One quote from this book suggests that Palestine is the example of what is good and virtuous in the world: “Palestine is in my eye. It helps me to see. What is fair and kind.”

This book appears in two public libraries, one in Ohio and one in Illinois, at the time of this publication. 

Homeland: My Father Dreams of Palestine

Written by: Hannah Moushabeck, Illustrated by: Reem Madoh (Generally recommended for ages 4-9) 

This book is the most threatening of all because it is presented very well, and The Locke Society covered it by itself in an article that appeared on This book has sold out on First Book marketplace, a highly popular platform for teachers or schools to purchase books at discounted prices, and has since been restocked. The book covers every angle necessary to breed a new generation of anti-Israel advocates using brilliant techniques to captivate young readers and bring them on a journey that fosters a love of Palestine and a hatred towards Israel. Despite Israel not being mentioned once in the book, there are several parts in which a teacher must provide that background information themselves as students wonder why the childrens’ father can not return home…yet. 
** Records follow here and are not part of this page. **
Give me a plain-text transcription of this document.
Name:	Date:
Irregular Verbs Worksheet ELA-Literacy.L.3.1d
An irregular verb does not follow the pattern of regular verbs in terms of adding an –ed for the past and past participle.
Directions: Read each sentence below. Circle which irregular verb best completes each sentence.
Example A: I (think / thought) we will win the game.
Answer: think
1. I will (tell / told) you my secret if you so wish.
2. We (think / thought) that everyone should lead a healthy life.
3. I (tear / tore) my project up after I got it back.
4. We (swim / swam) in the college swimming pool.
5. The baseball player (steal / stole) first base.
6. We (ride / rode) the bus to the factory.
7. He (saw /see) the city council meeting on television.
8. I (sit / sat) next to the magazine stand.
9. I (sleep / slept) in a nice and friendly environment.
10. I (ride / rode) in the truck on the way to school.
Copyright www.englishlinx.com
This book is available in nearly 300 public libraries across America, and undoubtedly countless schools as it has been sold out, and now restocked, on First Book marketplace. 

While awareness is important, especially knowing the ideas and beliefs behind one’s opposition, it is more important to take action to make a difference. It is often said that silence encourages those who are doing the wrong thing. If the people who know the real history of the Israel-Palestine conflict remain silent, then those who wish to annihilate Israel will be empowered to spread their narrative to those who don’t know any better and will blindly support their advocacy. 

The best way to fight the anti-Israel activism sweeping through many schools across the country is not to ban any of these books, but to have conservative and moderate teachers in the classroom who will not use any of these books for the purpose of building anti-Israel sentiment among youth. If these books end up in schools, radical or uninformed teachers may use them, but those who know better will turn them into nothing more than dust collectors. It is for this reason that America needs conservative and moderate teachers in schools across the country who will not fuel the indoctrination of the radical left, but ensure that students are given every opportunity to make their own informed decisions and discover their own values.